Based on that, Scribd owners created  the Sribd Qualified Education Program [7]. Each university gets a secure area on the Scribd website where teachers can upload their material and allows students to search through the available documents in that space like they would in a library. Though the TMS filter still applies, there can be exceptions to it since “fair use” applies here as well. Thus, knowledge remains free for everyone.



Scribd turns up to be a pretty useful tool for anyone. But should copyright be applied or not? That yet remains unknown and the answers are different according to every person’s point of view. There are facts though regarding both sides. Regarding copyright:

  • Copyright infringement, which is usually very damaging for the copyright owner’s financial gains, is a pretty common phenomenon in Scribd. Anyone can upload documents, even if they’re not the copyright owners, and they won’t hesitate to do so. 
  • The Copyright Filter has been applied in an attempt to minimize the infringement cases but can easily be “tricked” if no one reports a document as copyrighted and infringing documents get pretty much “lost” among the huge amounts of documents uploaded.

As for copyleft:

  • Documents released under copyleft can be uploaded without any violation, thus helping widen the variety of knowledge in Scribd.
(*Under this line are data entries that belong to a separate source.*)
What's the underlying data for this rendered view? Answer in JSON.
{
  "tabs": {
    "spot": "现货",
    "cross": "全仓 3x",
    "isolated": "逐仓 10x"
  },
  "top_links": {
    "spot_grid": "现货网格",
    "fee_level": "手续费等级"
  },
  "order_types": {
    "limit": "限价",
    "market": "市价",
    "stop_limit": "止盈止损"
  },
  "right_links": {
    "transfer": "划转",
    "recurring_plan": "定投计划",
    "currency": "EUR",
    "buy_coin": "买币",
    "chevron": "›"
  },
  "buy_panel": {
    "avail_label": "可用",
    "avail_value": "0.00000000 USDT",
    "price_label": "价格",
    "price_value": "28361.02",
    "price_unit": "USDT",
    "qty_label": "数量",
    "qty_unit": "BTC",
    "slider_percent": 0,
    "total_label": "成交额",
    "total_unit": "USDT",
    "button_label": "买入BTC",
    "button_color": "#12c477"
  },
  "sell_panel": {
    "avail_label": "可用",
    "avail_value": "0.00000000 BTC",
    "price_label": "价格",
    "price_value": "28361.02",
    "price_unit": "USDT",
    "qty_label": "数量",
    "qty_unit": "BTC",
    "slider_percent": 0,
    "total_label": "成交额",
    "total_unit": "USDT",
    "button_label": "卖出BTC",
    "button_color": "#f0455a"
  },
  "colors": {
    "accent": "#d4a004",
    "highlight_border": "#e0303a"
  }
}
Since a very low percentage of the users are contributors, they can also upload documents from other people who are not actually using Scribd this way.
  •  The “fair use” doctrine can be used to “bypass” copyright as long as the document is intended to be used for educational or other similar purposes as mentioned above.


So, it seems that someone does not have to use the one or the other because it’s “better”. It’s completely up to the writer himself to choose the one that fits best to his work; it has to be done carefully though since each one has its own freedoms and limitations.